Concerts

Dix ans après, La Réunion retrouve Salif Keïta

À l’invitation du Séchoir et de la Ville de Saint-Denis

3 octobre 2003

Le Séchoir et la Ville de Saint-Denis présentent Salif Keïta en concert ce soir à 20 heures 30 au Petit Stade de l’Est et demain à La Ravine Saint-Leu.
Voilà une dizaine d’année que Salif Keïta n’était pas revenu jouer à La Réunion. « Venir à La Réunion sans rencontrer Danyèl Waro » est inconcevable pour l’artiste qui apprécie notre maloya. « C’est une musique qui a beaucoup d’âme, qui est pleine de spontanéité, ce n’est pas le même rythme qu’en Afrique, mais c’est la même démarche. Je ne suis pas dépaysé ». Salif Keïta présentera sur scène, avec plus d’une dizaine de musiciens, les nouvelles chansons de son album "Moffou" (voir encadré), et jouera aussi les morceaux préférés de son public. Cette tournée de promotion prendra fin à la mi-janvier. Une version remixée de l’album est en préparation.

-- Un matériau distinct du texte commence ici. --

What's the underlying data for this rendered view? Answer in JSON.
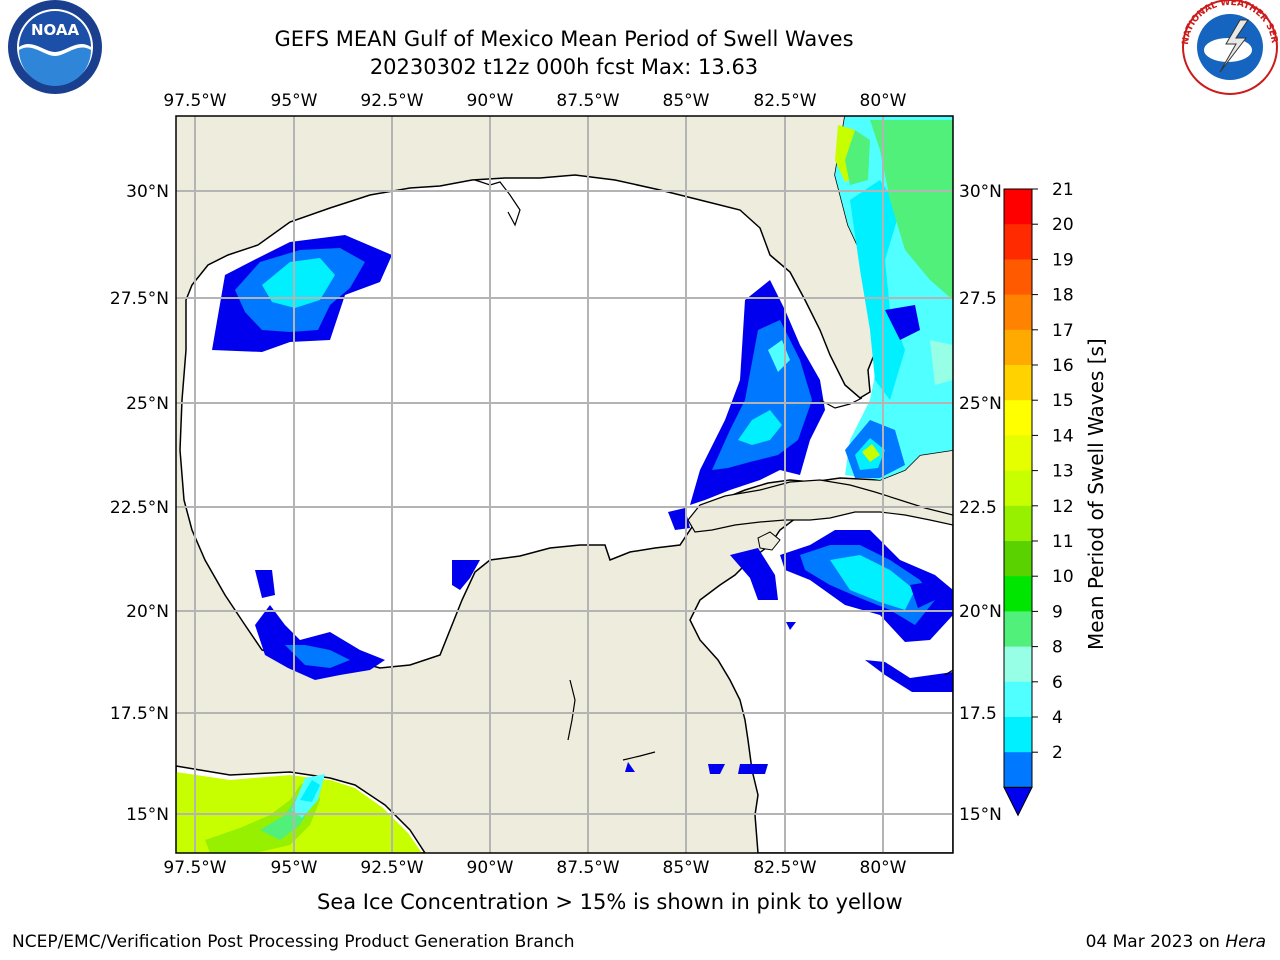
{
  "title": {
    "line1": "GEFS MEAN Gulf of Mexico Mean Period of Swell Waves",
    "line2": "20230302 t12z 000h fcst   Max: 13.63"
  },
  "logos": {
    "left": {
      "name": "noaa-logo",
      "text": "NOAA"
    },
    "right": {
      "name": "nws-logo",
      "text": "NATIONAL WEATHER SERVICE"
    }
  },
  "map": {
    "lon_labels": [
      "97.5°W",
      "95°W",
      "92.5°W",
      "90°W",
      "87.5°W",
      "85°W",
      "82.5°W",
      "80°W"
    ],
    "lat_labels_left": [
      "30°N",
      "27.5°N",
      "25°N",
      "22.5°N",
      "20°N",
      "17.5°N",
      "15°N"
    ],
    "lat_labels_right": [
      "30°N",
      "27.5",
      "25°N",
      "22.5",
      "20°N",
      "17.5",
      "15°N"
    ],
    "colors": {
      "land": "#eeecdc",
      "ocean": "#ffffff",
      "grid": "#b4b4b4",
      "coast": "#000000"
    }
  },
  "colorbar": {
    "title": "Mean Period of Swell Waves [s]",
    "labels": [
      "21",
      "20",
      "19",
      "18",
      "17",
      "16",
      "15",
      "14",
      "13",
      "12",
      "11",
      "10",
      "9",
      "8",
      "6",
      "4",
      "2"
    ],
    "colors": [
      "#ff0000",
      "#ff2a00",
      "#ff5a00",
      "#ff8200",
      "#ffaa00",
      "#ffd200",
      "#ffff00",
      "#e6ff00",
      "#c8ff00",
      "#96f000",
      "#5ad200",
      "#00e600",
      "#50f07a",
      "#96ffe6",
      "#50ffff",
      "#00f0ff",
      "#0078ff",
      "#0000ee"
    ]
  },
  "footer": {
    "note": "Sea Ice Concentration > 15% is shown in pink to yellow",
    "left": "NCEP/EMC/Verification Post Processing Product Generation Branch",
    "right_date": "04 Mar 2023 on",
    "right_host": "Hera"
  }
}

Salif Keïta chante déjà dans sa tête et dans son cœur les prochaines créations : « Je rassemble mes idées pour le prochain, quand un est fini, il faut penser à l’autre ». Un prochain qu’il pense dans la diversité, toujours à la recherche du nouveau, à la poursuite de la différence.
Depuis que la musique africaine a émergée en Europe, en 1984, il n’a jamais cessé d’enchaîner albums et tournée. « Un artiste crée tout le temps, partout » confiait-il hier à la presse réunionnaise. Jamais de vacances, son travail reste un plaisir sans cesse renouveler. Sur ce dernier album, il revient à l’acoustique, se tourne aussi vers des thèmes plus légers, amoureux : « Il y a trop de problème dans la vie, trop de revendications sociales, parfois on a envie de se retrouver dans une musique plus optimiste. La solution est dans l’amour. Le monde doit vivre dans l’harmonie ».

"Moffou" : une œuvre d’inspiration 100% africaine.
"Moffou", c’est à la fois le titre du dernier album de Salif Keïta et le nom du club que le chanteur vient d’ouvrir à Bamako pour y promouvoir la scène musicale ouest-africaine. Dans l’un comme dans l’autre, le choix de ce patronyme n’est pas gratuit, il exprime un réel désir de retour aux racines, au "continent noir", au Mali, au pays des Bambara, Malinké et Soninké, à ses cultures, modes de vie, rites et traditions.

De quoi contrarier les détracteurs de celui que l’on a surnommé le "Caruso africain", qui l’accusent de s’être beaucoup trop éloigné de ses origines. Certes, "Sosie", paru en 1997, était entièrement consacré à la chanson française, et "Papa", cru 1999 enregistré pour partie à New York, produit par le guitariste funk-rock Vernon Reid, ne lésinait pas sur l’électronique et les rythmes urbains. Mais à l’instar de "Folon" (1995), pétri de tradition mandingue, "Moffou", disque entièrement acoustique est une œuvre d’inspiration 100% africaine. Influences soul et pop mises en berne, Salif Keïta, voix céleste d’une clarté et d’une vigueur exceptionnelles, livre là l’un de ses enregistrements les plus frais, enivrants et authentiques.